In the first experiment (5.14 g/m3) animals showed moderate to severe breathing abnormalities during exposure. Directly after exposure, animals showed a number of clinical signs, including erythema of the skin on the paws and face, low body temperature, muscle weakness, hunched posture, piloerection, erythema of the skin, blepharospasm and tremors. At the end of the day, they no longer felt cold and they no longer showed a hunched posture. However, abdominal distension was observed in two males and one female, while hypoactive behavior, swollen nose and nasal discharge were observed in four, three and five animals, respectively. During the night, two males and two females died. Due to the poor condition of the surviving animals (clinical signs observed included severe breathing impairment, hunched posture, ataxia, blepharospasm, hypoactive behavior), they were humanely sacrificed. Upon macroscopic examination, subcutaneous edema and gastrointestinal distension were noted in all six animals. Also, in two animals nasal discharge was noted.

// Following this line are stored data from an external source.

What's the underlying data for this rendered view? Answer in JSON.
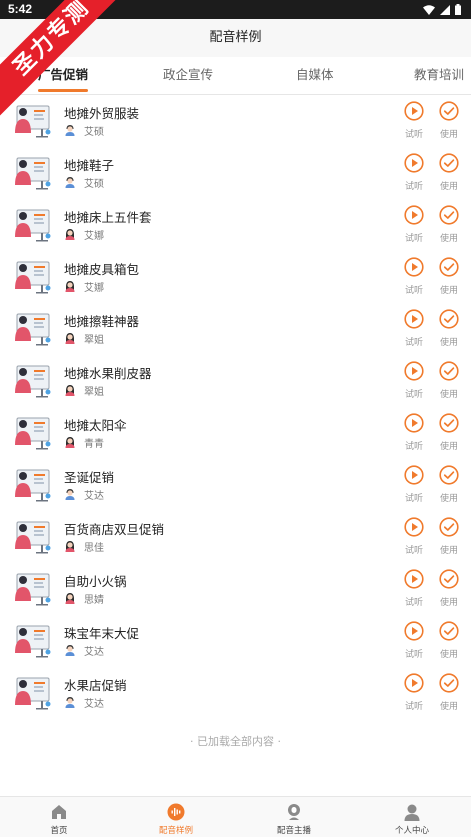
{
  "status_bar": {
    "time": "5:42"
  },
  "ribbon": {
    "text": "圣力专测"
  },
  "header": {
    "title": "配音样例"
  },
  "tabs": [
    {
      "label": "广告促销",
      "active": true
    },
    {
      "label": "政企宣传",
      "active": false
    },
    {
      "label": "自媒体",
      "active": false
    },
    {
      "label": "教育培训",
      "active": false
    }
  ],
  "colors": {
    "accent": "#f07a2c",
    "status_bar": "#1c1c1c",
    "ribbon": "#e5202a"
  },
  "actions": {
    "listen_label": "试听",
    "use_label": "使用"
  },
  "items": [
    {
      "title": "地摊外贸服装",
      "voice": "艾硕",
      "gender": "male"
    },
    {
      "title": "地摊鞋子",
      "voice": "艾硕",
      "gender": "male"
    },
    {
      "title": "地摊床上五件套",
      "voice": "艾娜",
      "gender": "female"
    },
    {
      "title": "地摊皮具箱包",
      "voice": "艾娜",
      "gender": "female"
    },
    {
      "title": "地摊擦鞋神器",
      "voice": "翠姐",
      "gender": "female"
    },
    {
      "title": "地摊水果削皮器",
      "voice": "翠姐",
      "gender": "female"
    },
    {
      "title": "地摊太阳伞",
      "voice": "青青",
      "gender": "female"
    },
    {
      "title": "圣诞促销",
      "voice": "艾达",
      "gender": "male"
    },
    {
      "title": "百货商店双旦促销",
      "voice": "思佳",
      "gender": "female"
    },
    {
      "title": "自助小火锅",
      "voice": "思婧",
      "gender": "female"
    },
    {
      "title": "珠宝年末大促",
      "voice": "艾达",
      "gender": "male"
    },
    {
      "title": "水果店促销",
      "voice": "艾达",
      "gender": "male"
    }
  ],
  "footer_note": "· 已加载全部内容 ·",
  "tabbar": [
    {
      "label": "首页",
      "icon": "home-icon",
      "active": false
    },
    {
      "label": "配音样例",
      "icon": "audio-wave-icon",
      "active": true
    },
    {
      "label": "配音主播",
      "icon": "anchor-icon",
      "active": false
    },
    {
      "label": "个人中心",
      "icon": "person-icon",
      "active": false
    }
  ]
}
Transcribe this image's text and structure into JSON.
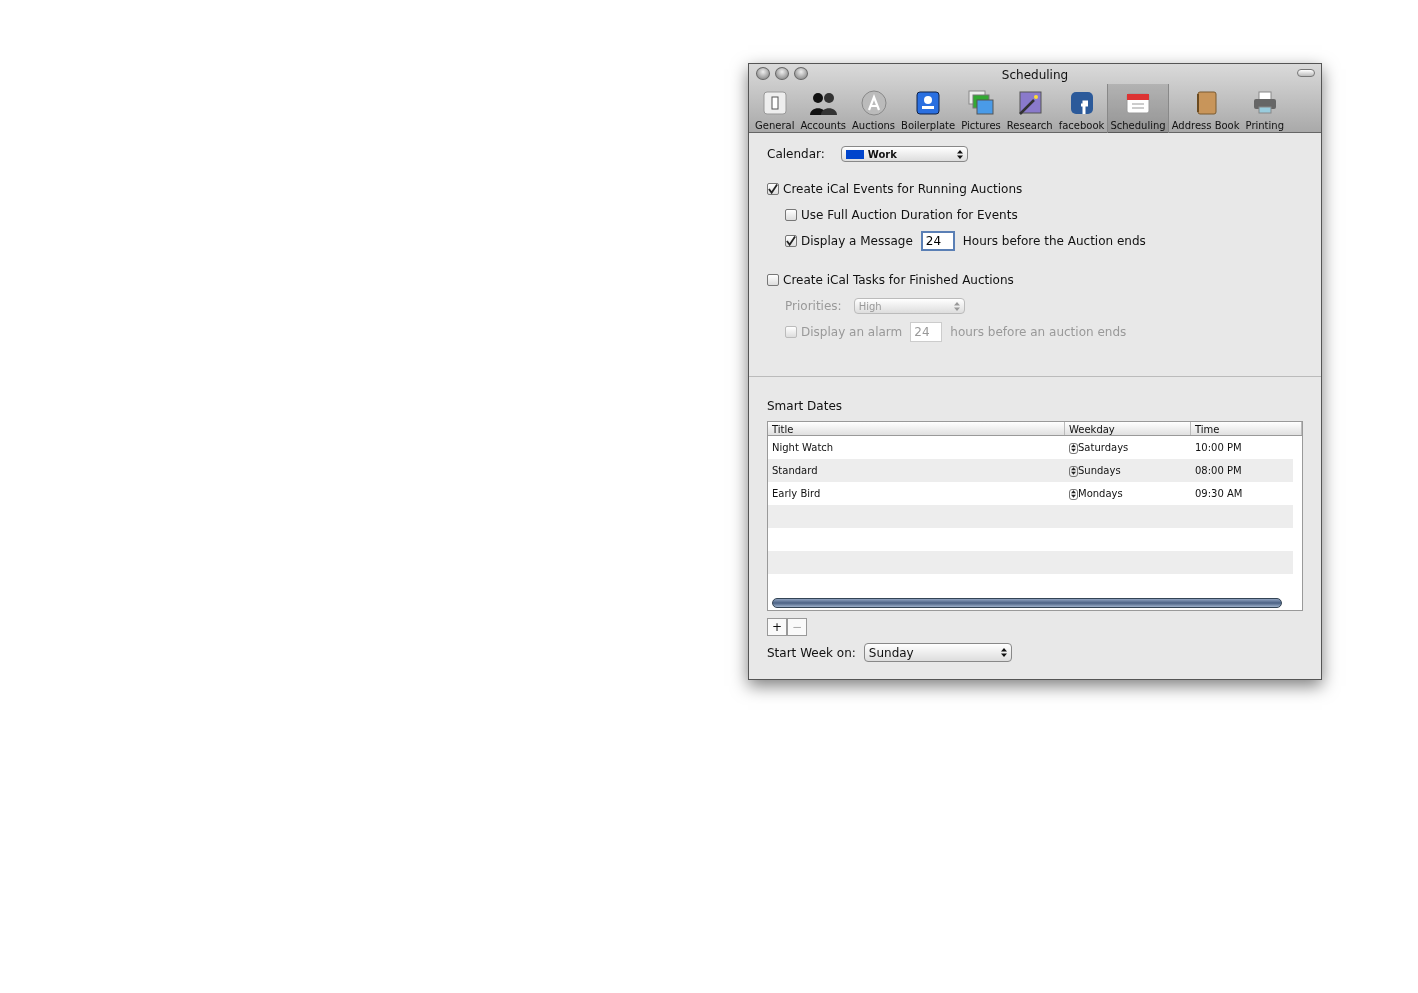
{
  "window": {
    "title": "Scheduling"
  },
  "toolbar": [
    {
      "label": "General",
      "selected": false
    },
    {
      "label": "Accounts",
      "selected": false
    },
    {
      "label": "Auctions",
      "selected": false
    },
    {
      "label": "Boilerplate",
      "selected": false
    },
    {
      "label": "Pictures",
      "selected": false
    },
    {
      "label": "Research",
      "selected": false
    },
    {
      "label": "facebook",
      "selected": false
    },
    {
      "label": "Scheduling",
      "selected": true
    },
    {
      "label": "Address Book",
      "selected": false
    },
    {
      "label": "Printing",
      "selected": false
    }
  ],
  "calendar": {
    "label": "Calendar:",
    "value": "Work",
    "color": "#0044cc"
  },
  "events": {
    "label": "Create iCal Events for Running Auctions",
    "checked": true,
    "options": [
      {
        "kind": "checkbox",
        "label": "Use Full Auction Duration for Events",
        "checked": false
      },
      {
        "kind": "hours",
        "label": "Display a Message",
        "checked": true,
        "value": "24",
        "suffix": "Hours before the Auction ends"
      }
    ]
  },
  "tasks": {
    "label": "Create iCal Tasks for Finished Auctions",
    "checked": false,
    "options": [
      {
        "kind": "select",
        "label": "Priorities:",
        "value": "High",
        "disabled": true
      },
      {
        "kind": "hours",
        "label": "Display an alarm",
        "checked": false,
        "value": "24",
        "suffix": "hours before an auction ends",
        "disabled": true
      }
    ]
  },
  "smart_dates": {
    "title": "Smart Dates",
    "columns": [
      "Title",
      "Weekday",
      "Time"
    ],
    "rows": [
      {
        "title": "Night Watch",
        "weekday": "Saturdays",
        "time": "10:00 PM"
      },
      {
        "title": "Standard",
        "weekday": "Sundays",
        "time": "08:00 PM"
      },
      {
        "title": "Early Bird",
        "weekday": "Mondays",
        "time": "09:30 AM"
      }
    ],
    "add_button": {
      "label": "+"
    },
    "remove_button": {
      "label": "−",
      "disabled": true
    }
  },
  "start_week": {
    "label": "Start Week on:",
    "value": "Sunday"
  }
}
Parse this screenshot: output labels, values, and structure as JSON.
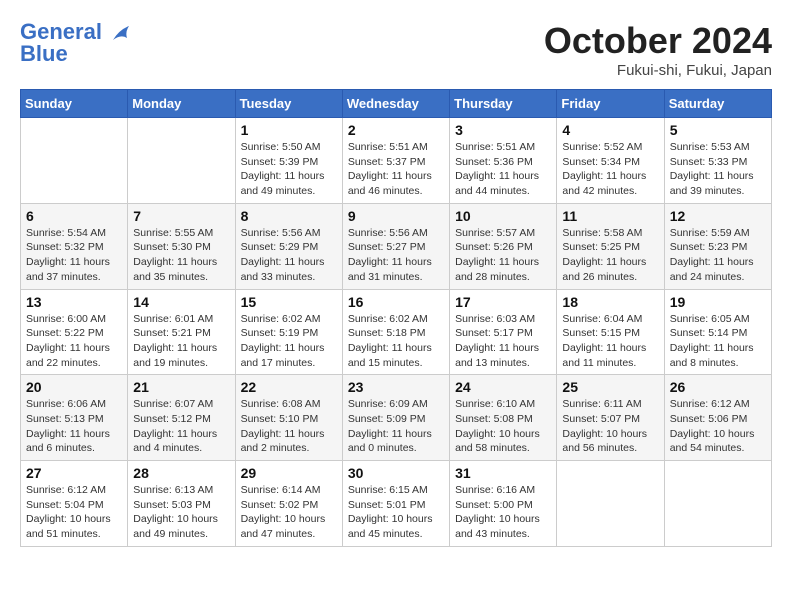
{
  "header": {
    "logo_line1": "General",
    "logo_line2": "Blue",
    "month_year": "October 2024",
    "location": "Fukui-shi, Fukui, Japan"
  },
  "days_of_week": [
    "Sunday",
    "Monday",
    "Tuesday",
    "Wednesday",
    "Thursday",
    "Friday",
    "Saturday"
  ],
  "weeks": [
    [
      {
        "day": "",
        "info": ""
      },
      {
        "day": "",
        "info": ""
      },
      {
        "day": "1",
        "info": "Sunrise: 5:50 AM\nSunset: 5:39 PM\nDaylight: 11 hours and 49 minutes."
      },
      {
        "day": "2",
        "info": "Sunrise: 5:51 AM\nSunset: 5:37 PM\nDaylight: 11 hours and 46 minutes."
      },
      {
        "day": "3",
        "info": "Sunrise: 5:51 AM\nSunset: 5:36 PM\nDaylight: 11 hours and 44 minutes."
      },
      {
        "day": "4",
        "info": "Sunrise: 5:52 AM\nSunset: 5:34 PM\nDaylight: 11 hours and 42 minutes."
      },
      {
        "day": "5",
        "info": "Sunrise: 5:53 AM\nSunset: 5:33 PM\nDaylight: 11 hours and 39 minutes."
      }
    ],
    [
      {
        "day": "6",
        "info": "Sunrise: 5:54 AM\nSunset: 5:32 PM\nDaylight: 11 hours and 37 minutes."
      },
      {
        "day": "7",
        "info": "Sunrise: 5:55 AM\nSunset: 5:30 PM\nDaylight: 11 hours and 35 minutes."
      },
      {
        "day": "8",
        "info": "Sunrise: 5:56 AM\nSunset: 5:29 PM\nDaylight: 11 hours and 33 minutes."
      },
      {
        "day": "9",
        "info": "Sunrise: 5:56 AM\nSunset: 5:27 PM\nDaylight: 11 hours and 31 minutes."
      },
      {
        "day": "10",
        "info": "Sunrise: 5:57 AM\nSunset: 5:26 PM\nDaylight: 11 hours and 28 minutes."
      },
      {
        "day": "11",
        "info": "Sunrise: 5:58 AM\nSunset: 5:25 PM\nDaylight: 11 hours and 26 minutes."
      },
      {
        "day": "12",
        "info": "Sunrise: 5:59 AM\nSunset: 5:23 PM\nDaylight: 11 hours and 24 minutes."
      }
    ],
    [
      {
        "day": "13",
        "info": "Sunrise: 6:00 AM\nSunset: 5:22 PM\nDaylight: 11 hours and 22 minutes."
      },
      {
        "day": "14",
        "info": "Sunrise: 6:01 AM\nSunset: 5:21 PM\nDaylight: 11 hours and 19 minutes."
      },
      {
        "day": "15",
        "info": "Sunrise: 6:02 AM\nSunset: 5:19 PM\nDaylight: 11 hours and 17 minutes."
      },
      {
        "day": "16",
        "info": "Sunrise: 6:02 AM\nSunset: 5:18 PM\nDaylight: 11 hours and 15 minutes."
      },
      {
        "day": "17",
        "info": "Sunrise: 6:03 AM\nSunset: 5:17 PM\nDaylight: 11 hours and 13 minutes."
      },
      {
        "day": "18",
        "info": "Sunrise: 6:04 AM\nSunset: 5:15 PM\nDaylight: 11 hours and 11 minutes."
      },
      {
        "day": "19",
        "info": "Sunrise: 6:05 AM\nSunset: 5:14 PM\nDaylight: 11 hours and 8 minutes."
      }
    ],
    [
      {
        "day": "20",
        "info": "Sunrise: 6:06 AM\nSunset: 5:13 PM\nDaylight: 11 hours and 6 minutes."
      },
      {
        "day": "21",
        "info": "Sunrise: 6:07 AM\nSunset: 5:12 PM\nDaylight: 11 hours and 4 minutes."
      },
      {
        "day": "22",
        "info": "Sunrise: 6:08 AM\nSunset: 5:10 PM\nDaylight: 11 hours and 2 minutes."
      },
      {
        "day": "23",
        "info": "Sunrise: 6:09 AM\nSunset: 5:09 PM\nDaylight: 11 hours and 0 minutes."
      },
      {
        "day": "24",
        "info": "Sunrise: 6:10 AM\nSunset: 5:08 PM\nDaylight: 10 hours and 58 minutes."
      },
      {
        "day": "25",
        "info": "Sunrise: 6:11 AM\nSunset: 5:07 PM\nDaylight: 10 hours and 56 minutes."
      },
      {
        "day": "26",
        "info": "Sunrise: 6:12 AM\nSunset: 5:06 PM\nDaylight: 10 hours and 54 minutes."
      }
    ],
    [
      {
        "day": "27",
        "info": "Sunrise: 6:12 AM\nSunset: 5:04 PM\nDaylight: 10 hours and 51 minutes."
      },
      {
        "day": "28",
        "info": "Sunrise: 6:13 AM\nSunset: 5:03 PM\nDaylight: 10 hours and 49 minutes."
      },
      {
        "day": "29",
        "info": "Sunrise: 6:14 AM\nSunset: 5:02 PM\nDaylight: 10 hours and 47 minutes."
      },
      {
        "day": "30",
        "info": "Sunrise: 6:15 AM\nSunset: 5:01 PM\nDaylight: 10 hours and 45 minutes."
      },
      {
        "day": "31",
        "info": "Sunrise: 6:16 AM\nSunset: 5:00 PM\nDaylight: 10 hours and 43 minutes."
      },
      {
        "day": "",
        "info": ""
      },
      {
        "day": "",
        "info": ""
      }
    ]
  ]
}
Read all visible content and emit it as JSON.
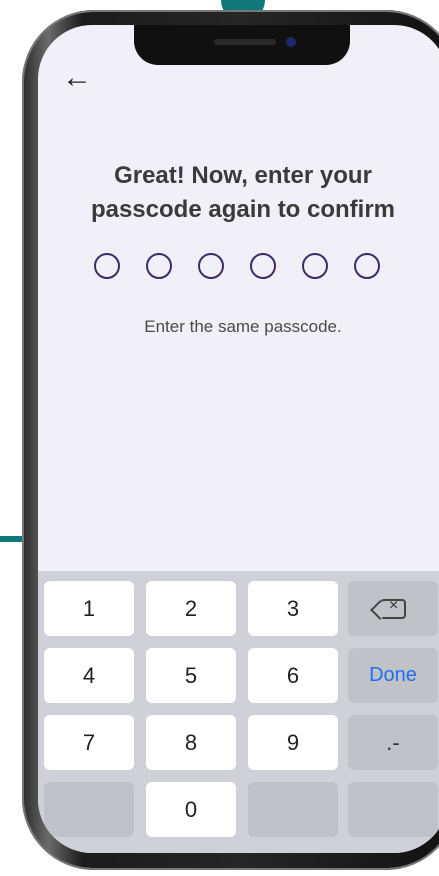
{
  "header": {
    "back_icon": "arrow-left-icon",
    "title_line1": "Great! Now, enter your",
    "title_line2": "passcode again to confirm"
  },
  "passcode": {
    "digits": 6,
    "filled": 0
  },
  "hint": "Enter the same passcode.",
  "keyboard": {
    "k1": "1",
    "k2": "2",
    "k3": "3",
    "k4": "4",
    "k5": "5",
    "k6": "6",
    "k7": "7",
    "k8": "8",
    "k9": "9",
    "k0": "0",
    "done": "Done",
    "punct": ".-",
    "backspace_icon": "backspace-icon"
  },
  "colors": {
    "accent": "#11787a",
    "dot_border": "#3e2a67",
    "done": "#1f6ff0"
  }
}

In the second experment (1.05 g/m3), all animals survived the exposure. During exposure, all animals showed slight to moderate breathing abnormalities, and all were slightly lethargic at the last observation time point. Shortly after exposure, dyspnoea and piloerection were observed in all animals. Erythema was observed on the paws and around the noses of five out of six animals. Also, one animal was grunting and another displayed a hunched posture. At the end of the day, similar signs were observed. During the post-exposure period, all animals showed piloerection, sniffing and dyspnoea while for five out of six, hemorrhagic nasal discharge was observed. These signs were resolved on day 4, 7, 10 and 7, respectively. Finally, one male and one female were found to breathe through their mouths on days 3 to 4, one male and one female displayed a hunched posture on days 1 to 4 and one male had nasal encrustations on day 7. After exposure, weight loss was observed in all animals. On day 3, the lowest values were observed; males lost 17.5% and females lost 11.0% compared to the pre-exposure values. After day 3, animals regained weight. Females took six days to recover from the weight loss, while males took more than a week to regain their pre-exposure body weight. No exposure-related pathology was observed in animals from group 2.

The LC50 in rats after 4 hours of inhalation exposure was determined to be between 1.05 and 5.14 g/m3. The test material should be classified into GHS category 4.